476) has therefore never been authoritatively
determined."
See also 418
U.S. 298fn3/6|>n. 6,
supra.
[
Footnote 3/9]
The existence of other public forums for the dissemination of
political messages is, of course, irrelevant. As the Court said in
Schneider v. State, 308 U. S. 147,
308 U. S. 163
(1939),
"one is not to have the exercise of his liberty of expression in
appropriate places abridged on the plea that it may be exercised in
some other place."
[
Footnote 3/10]
In declaring unconstitutional an advertising policy remarkably
similar to the city's policy in the present case, the California
Supreme Court detailed "the paradoxical scope of the [transit]

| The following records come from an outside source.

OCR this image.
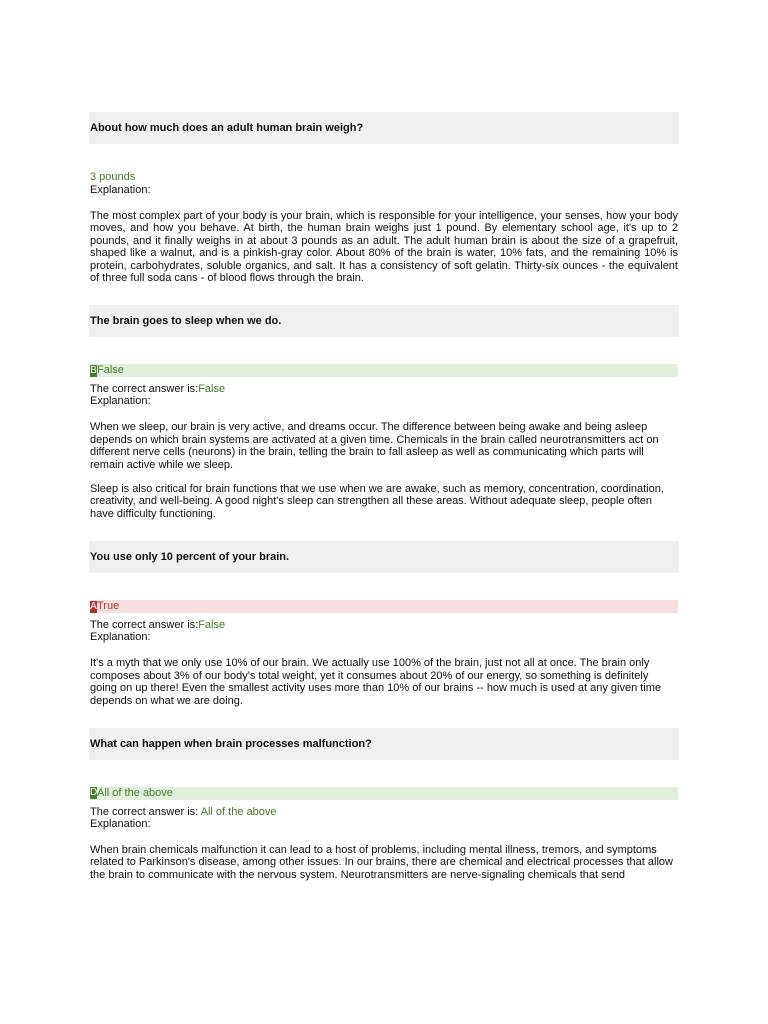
About how much does an adult human brain weigh?
3 pounds
Explanation:

The most complex part of your body is your brain, which is responsible for your intelligence, your senses, how your body moves, and how you behave. At birth, the human brain weighs just 1 pound. By elementary school age, it's up to 2 pounds, and it finally weighs in at about 3 pounds as an adult. The adult human brain is about the size of a grapefruit, shaped like a walnut, and is a pinkish-gray color. About 80% of the brain is water, 10% fats, and the remaining 10% is protein, carbohydrates, soluble organics, and salt. It has a consistency of soft gelatin. Thirty-six ounces - the equivalent of three full soda cans - of blood flows through the brain.

The brain goes to sleep when we do.
B False
The correct answer is:False
Explanation:

When we sleep, our brain is very active, and dreams occur. The difference between being awake and being asleep depends on which brain systems are activated at a given time. Chemicals in the brain called neurotransmitters act on different nerve cells (neurons) in the brain, telling the brain to fall asleep as well as communicating which parts will remain active while we sleep.

Sleep is also critical for brain functions that we use when we are awake, such as memory, concentration, coordination, creativity, and well-being. A good night's sleep can strengthen all these areas. Without adequate sleep, people often have difficulty functioning.

You use only 10 percent of your brain.
A True
The correct answer is:False
Explanation:

It's a myth that we only use 10% of our brain. We actually use 100% of the brain, just not all at once. The brain only composes about 3% of our body's total weight, yet it consumes about 20% of our energy, so something is definitely going on up there! Even the smallest activity uses more than 10% of our brains -- how much is used at any given time depends on what we are doing.

What can happen when brain processes malfunction?
D All of the above
The correct answer is: All of the above
Explanation:

When brain chemicals malfunction it can lead to a host of problems, including mental illness, tremors, and symptoms related to Parkinson's disease, among other issues. In our brains, there are chemical and electrical processes that allow the brain to communicate with the nervous system. Neurotransmitters are nerve-signaling chemicals that send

district's policy [banning political advertising]" in the following
manner:
"A cigarette company is permitted to advertise the desirability
of smoking its brand, but a cancer society is not entitled to
caution by advertisement that cigarette smoking is injurious to
health. A theater may advertise a motion picture that portrays sex
and violence, but the Legion for Decency has no right to post a
message calling for clean films. A lumber company may advertise its
wood products, but a conservation group cannot implore citizens to
write to the President or Governor about protecting our natural
resources. An oil refinery may advertise its products, but a
citizens' organization cannot demand enforcement of existing air
pollution statutes. An insurance company may announce its available
policies, but a senior citizens' club cannot plead for legislation
to improve our social security program. The district would accept
an advertisement from a television station that is commercially
inspired, but would refuse a paid nonsolicitation message from a
strictly educational television station. Advertisements for travel,
foods, clothing, toiletries, automobiles, legal drugs -- all these
are acceptable, but the American Legion would not have the right to
place a paid advertisement reading, 'support Our Boys in Viet Nam.
Send Holiday Packages.'"
Wirta v. Alameda-Contra Costa Transit
District, 68 Cal. 2d 51,
57-58, 434 P.2d 982, 986-987 (1967).
[
Footnote 3/11]
For example, the record indicates that church
advertising was accepted for display on the Shaker Heights
Rapid Transit System.
See App. 26A.
[
Footnote 3/12]
My Brother DOUGLAS' contrary view, that
"the right of the commuters to be free from forced intrusions on
their privacy precludes the city from transforming its vehicles of
public transportation into forums for the dissemination of ideas
upon this captive audience,"
irrespective of whether the speech in question is commercial or
noncommercial,
ante at
418 U. S. 307,
does not dispose of the First and Fourteenth Amendment issues in
this case. The record reveals that the Shaker Heights Rapid Transit
System provides advertising space on the
outside, as well
as the inside, of its cars.
See App. 24A. Lehman was
denied access to both. Whatever applicability a "captive audience"
theory may have to interior advertising, it simply cannot justify
the city's refusal to rent Lehman
exterior advertising
space.
[
Footnote 3/13]
Metro's current copy policy provides for such disclaimers in
those city transit systems that accept political advertisements.